The Bastiere Brothers – still from Episode 1 of Spotless

Netflix and Amazon Prime have changed the way we watch TV. Has this been a good thing for screenwriting?

Yes – it is undoubtedly a good thing for screenwriting. There are more opportunities, a much wider variety of stories and jobs, a huge desire for content from different channels. And… writers are not completely dependent on opportunities from the BBC, as used to be the case. Don’t get me wrong – the BBC is a wonderful national treasure, and if we allow it to be undermined or diminished, we’ll lose a huge part of our cultural life that we’ll never get back. It’s crucial that we maintain the BBC. But it is also great to have options now. There are stories being told now which really wouldn’t be seen or heard if there weren’t other platforms. So, yes, it’s good for screenwriting. Any good story now has a chance.

You must work away from home a lot.

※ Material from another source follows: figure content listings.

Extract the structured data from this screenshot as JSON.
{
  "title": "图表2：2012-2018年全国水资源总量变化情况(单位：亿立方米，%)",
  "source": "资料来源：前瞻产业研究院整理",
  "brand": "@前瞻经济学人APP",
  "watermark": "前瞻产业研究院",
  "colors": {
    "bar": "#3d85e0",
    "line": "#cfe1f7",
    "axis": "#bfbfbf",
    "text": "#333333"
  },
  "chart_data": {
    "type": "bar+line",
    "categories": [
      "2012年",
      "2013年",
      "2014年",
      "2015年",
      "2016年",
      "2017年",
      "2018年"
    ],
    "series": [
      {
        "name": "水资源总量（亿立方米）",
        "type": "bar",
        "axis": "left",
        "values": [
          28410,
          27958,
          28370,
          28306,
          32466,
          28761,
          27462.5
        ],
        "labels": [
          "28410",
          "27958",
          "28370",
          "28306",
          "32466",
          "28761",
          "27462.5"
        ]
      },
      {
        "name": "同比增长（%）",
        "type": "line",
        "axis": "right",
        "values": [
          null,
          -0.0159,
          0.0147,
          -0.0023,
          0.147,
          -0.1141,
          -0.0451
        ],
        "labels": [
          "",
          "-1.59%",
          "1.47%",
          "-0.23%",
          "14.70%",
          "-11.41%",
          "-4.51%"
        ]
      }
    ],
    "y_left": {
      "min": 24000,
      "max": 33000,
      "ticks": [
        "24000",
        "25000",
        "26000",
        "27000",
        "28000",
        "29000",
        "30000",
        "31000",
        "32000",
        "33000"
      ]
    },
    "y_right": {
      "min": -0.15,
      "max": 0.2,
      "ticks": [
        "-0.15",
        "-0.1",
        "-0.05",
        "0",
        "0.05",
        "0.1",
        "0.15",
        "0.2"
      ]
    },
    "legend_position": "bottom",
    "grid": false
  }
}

How difficult do you find getting the work/life balance right?

It’s pretty difficult. I hate being away from my family. My preferred state is being at home, writing and emailing scripts to people. I’m a real home-body, and my greatest happiness in life is my wife and kids. But – there is a reality to it, in that we choose to live here, in Scotland – and the TV industry is not centred here. That’s our choice, not the industry’s fault. And I need to work, so… we get on with it.